Thanks for all of the replies. I'm definitely gonna go No Contact. I'm fighting the urge to write her some really nasty e-mail. I just seem to be going from really depressed to really anxious and pissed off, but I'll keep it in check.

 

I'm feeling so goddamned lonely right now. It sucks. I thought I had gotten past this point.

Posted

You'll go back and forth between different phases during your recovery. It's a roller coaster like everyone says.

Posted

Going through other tough situations can sometimes bring up pain from an unrelated issue. You're probably upset about losing your job but it is bringing up some feelings of resentment related to your ex.

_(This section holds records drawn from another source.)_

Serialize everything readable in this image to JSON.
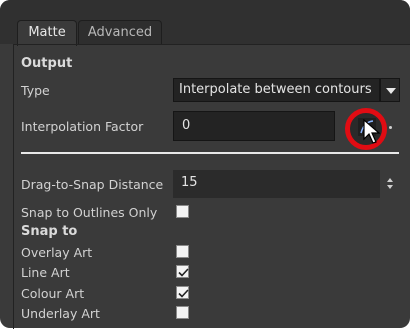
{
  "tabs": {
    "matte": "Matte",
    "advanced": "Advanced"
  },
  "output": {
    "section_title": "Output",
    "type_label": "Type",
    "type_value": "Interpolate between contours",
    "interpolation_label": "Interpolation Factor",
    "interpolation_value": "0"
  },
  "snap": {
    "distance_label": "Drag-to-Snap Distance",
    "distance_value": "15",
    "outlines_only_label": "Snap to Outlines Only",
    "outlines_only_checked": false,
    "snap_to_title": "Snap to",
    "overlay_label": "Overlay Art",
    "overlay_checked": false,
    "line_label": "Line Art",
    "line_checked": true,
    "colour_label": "Colour Art",
    "colour_checked": true,
    "underlay_label": "Underlay Art",
    "underlay_checked": false
  },
  "icons": {
    "dropdown": "chevron-down-icon",
    "function": "function-curve-icon",
    "spinner": "spinner-arrows-icon",
    "cursor": "mouse-pointer-icon"
  },
  "colors": {
    "highlight_ring": "#e10c13",
    "panel_bg": "#3a3a3a"
  }
}
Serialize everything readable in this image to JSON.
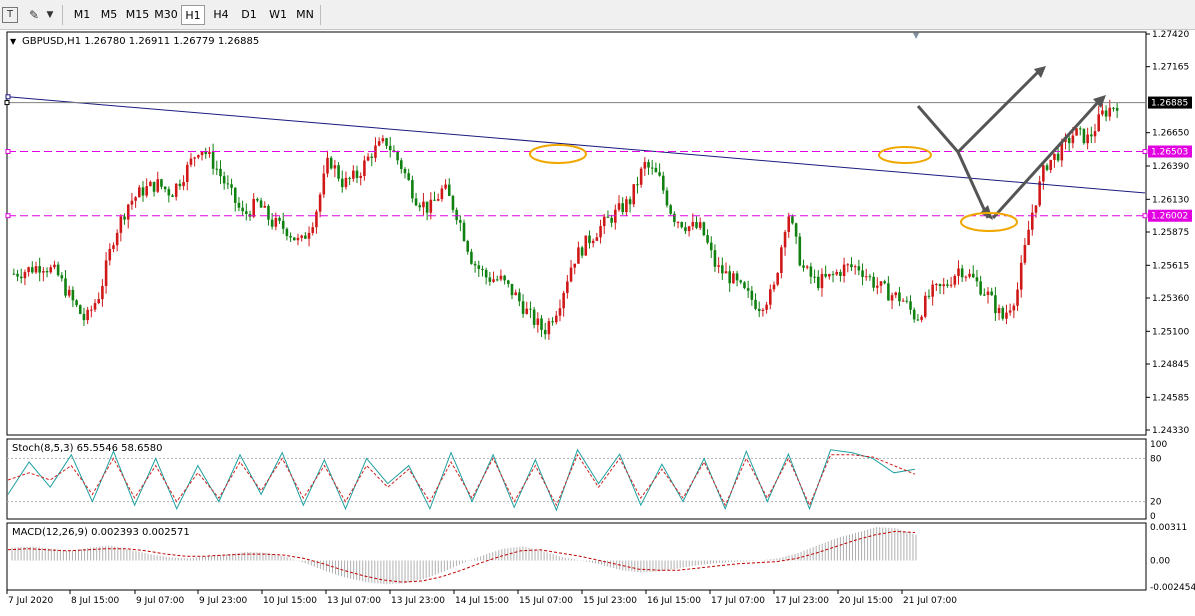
{
  "toolbar": {
    "timeframes": [
      "M1",
      "M5",
      "M15",
      "M30",
      "H1",
      "H4",
      "D1",
      "W1",
      "MN"
    ],
    "active_timeframe": "H1",
    "icons": [
      "text-tool-icon",
      "shapes-tool-icon",
      "dropdown-arrow-icon"
    ]
  },
  "chart_data": [
    {
      "type": "candlestick",
      "title": "GBPUSD,H1  1.26780 1.26911 1.26779 1.26885",
      "symbol": "GBPUSD",
      "timeframe": "H1",
      "ohlc_label": "1.26780 1.26911 1.26779 1.26885",
      "ylim": [
        1.2433,
        1.2742
      ],
      "y_ticks": [
        "1.27420",
        "1.27165",
        "1.26650",
        "1.26390",
        "1.26130",
        "1.25875",
        "1.25615",
        "1.25360",
        "1.25100",
        "1.24845",
        "1.24585",
        "1.24330"
      ],
      "price_labels": {
        "current": "1.26885",
        "resistance": "1.26503",
        "support": "1.26002"
      },
      "levels": {
        "current": 1.26885,
        "resistance": 1.26503,
        "support": 1.26002
      },
      "trendline": {
        "start": [
          0,
          1.2693
        ],
        "end": [
          1,
          1.2618
        ]
      },
      "x_ticks": [
        "7 Jul 2020",
        "8 Jul 15:00",
        "9 Jul 07:00",
        "9 Jul 23:00",
        "10 Jul 15:00",
        "13 Jul 07:00",
        "13 Jul 23:00",
        "14 Jul 15:00",
        "15 Jul 07:00",
        "15 Jul 23:00",
        "16 Jul 15:00",
        "17 Jul 07:00",
        "17 Jul 23:00",
        "20 Jul 15:00",
        "21 Jul 07:00"
      ],
      "anchors": [
        1.2555,
        1.2558,
        1.2562,
        1.2555,
        1.2535,
        1.2518,
        1.254,
        1.2585,
        1.261,
        1.262,
        1.2625,
        1.2618,
        1.2635,
        1.2655,
        1.264,
        1.262,
        1.26,
        1.261,
        1.2595,
        1.259,
        1.2578,
        1.26,
        1.2645,
        1.2625,
        1.2632,
        1.265,
        1.2658,
        1.264,
        1.2615,
        1.2605,
        1.2622,
        1.26,
        1.2565,
        1.2552,
        1.255,
        1.2538,
        1.2522,
        1.251,
        1.253,
        1.2565,
        1.258,
        1.2592,
        1.2602,
        1.2612,
        1.264,
        1.263,
        1.26,
        1.2592,
        1.259,
        1.256,
        1.2552,
        1.254,
        1.253,
        1.254,
        1.2605,
        1.256,
        1.2548,
        1.2552,
        1.256,
        1.256,
        1.2548,
        1.254,
        1.2535,
        1.252,
        1.254,
        1.2545,
        1.256,
        1.255,
        1.2538,
        1.252,
        1.254,
        1.26,
        1.264,
        1.265,
        1.2665,
        1.266,
        1.268,
        1.2688
      ]
    },
    {
      "type": "line",
      "title": "Stoch(8,5,3) 65.5546 58.6580",
      "ylim": [
        0,
        100
      ],
      "y_ticks": [
        "100",
        "80",
        "20",
        "0"
      ],
      "levels": [
        80,
        20
      ],
      "series": [
        {
          "name": "65.5546",
          "color": "#20a0a0",
          "dash": false,
          "values": [
            30,
            75,
            40,
            85,
            20,
            90,
            15,
            80,
            10,
            70,
            20,
            85,
            30,
            88,
            15,
            78,
            10,
            80,
            45,
            70,
            10,
            88,
            20,
            85,
            12,
            78,
            8,
            92,
            45,
            86,
            15,
            72,
            20,
            80,
            10,
            90,
            20,
            86,
            10,
            92,
            88,
            80,
            60,
            65
          ]
        },
        {
          "name": "58.6580",
          "color": "#d02020",
          "dash": true,
          "values": [
            50,
            60,
            50,
            70,
            30,
            80,
            25,
            70,
            20,
            60,
            25,
            75,
            35,
            80,
            25,
            70,
            20,
            70,
            40,
            65,
            20,
            75,
            25,
            80,
            20,
            70,
            15,
            85,
            40,
            80,
            25,
            65,
            25,
            75,
            15,
            80,
            25,
            80,
            15,
            85,
            85,
            82,
            70,
            58
          ]
        }
      ]
    },
    {
      "type": "bar",
      "title": "MACD(12,26,9) 0.002393 0.002571",
      "ylim": [
        -0.002454,
        0.00311
      ],
      "y_ticks": [
        "0.00311",
        "0.00",
        "-0.002454"
      ],
      "series": [
        {
          "name": "0.002393",
          "color": "#b0b0b0",
          "values": [
            0.0012,
            0.0013,
            0.0011,
            0.0009,
            0.0012,
            0.0014,
            0.001,
            0.0006,
            0.0003,
            0.0002,
            0.0004,
            0.0006,
            0.0008,
            0.0007,
            0.0003,
            -0.0003,
            -0.001,
            -0.0016,
            -0.002,
            -0.0022,
            -0.0021,
            -0.0017,
            -0.001,
            -0.0002,
            0.0005,
            0.0011,
            0.0013,
            0.0009,
            0.0003,
            0.0,
            -0.0004,
            -0.0009,
            -0.0011,
            -0.001,
            -0.0007,
            -0.0004,
            -0.0002,
            -0.0001,
            0.0,
            0.0002,
            0.0007,
            0.0014,
            0.0021,
            0.0026,
            0.0031,
            0.003,
            0.0024
          ]
        },
        {
          "name": "0.002571",
          "color": "#c00000",
          "dash": true,
          "values": [
            0.001,
            0.0011,
            0.001,
            0.0009,
            0.001,
            0.0011,
            0.0011,
            0.0009,
            0.0006,
            0.0004,
            0.0004,
            0.0005,
            0.0006,
            0.0006,
            0.0005,
            0.0002,
            -0.0003,
            -0.0009,
            -0.0014,
            -0.0018,
            -0.002,
            -0.0019,
            -0.0015,
            -0.0009,
            -0.0002,
            0.0004,
            0.0009,
            0.001,
            0.0007,
            0.0004,
            0.0,
            -0.0004,
            -0.0008,
            -0.0009,
            -0.0009,
            -0.0007,
            -0.0005,
            -0.0003,
            -0.0002,
            -0.0001,
            0.0002,
            0.0007,
            0.0013,
            0.0019,
            0.0024,
            0.0027,
            0.0026
          ]
        }
      ]
    }
  ]
}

It happens to me too.

 

You did the right thing by telling her to leave you alone, she was clearly playing games by bringing you your belongings a little bit at a time.

Posted

It makes sense that you don't want to eat, because that means you're finally accepting that's over. Before you were lying to yourself thinking she would come back. The real breakup period is now. NC and the like. Force yourself to eat and get a new job. etc etc

Posted

Its true..what Lamak is saying. The breakup doesnt start for a while. When my ex and I broke up i was in denial. I would say around month 2 to 3.. the real breakup began for me. I stopped eating, was always crying, just laying in bed all day, didnt want to even shower... it was horrible. Its about acceptance. Thats the hardest part...letting go. Once u try to accept...it starts getting better because u are no longer fighting it...u can then begin to heal!!!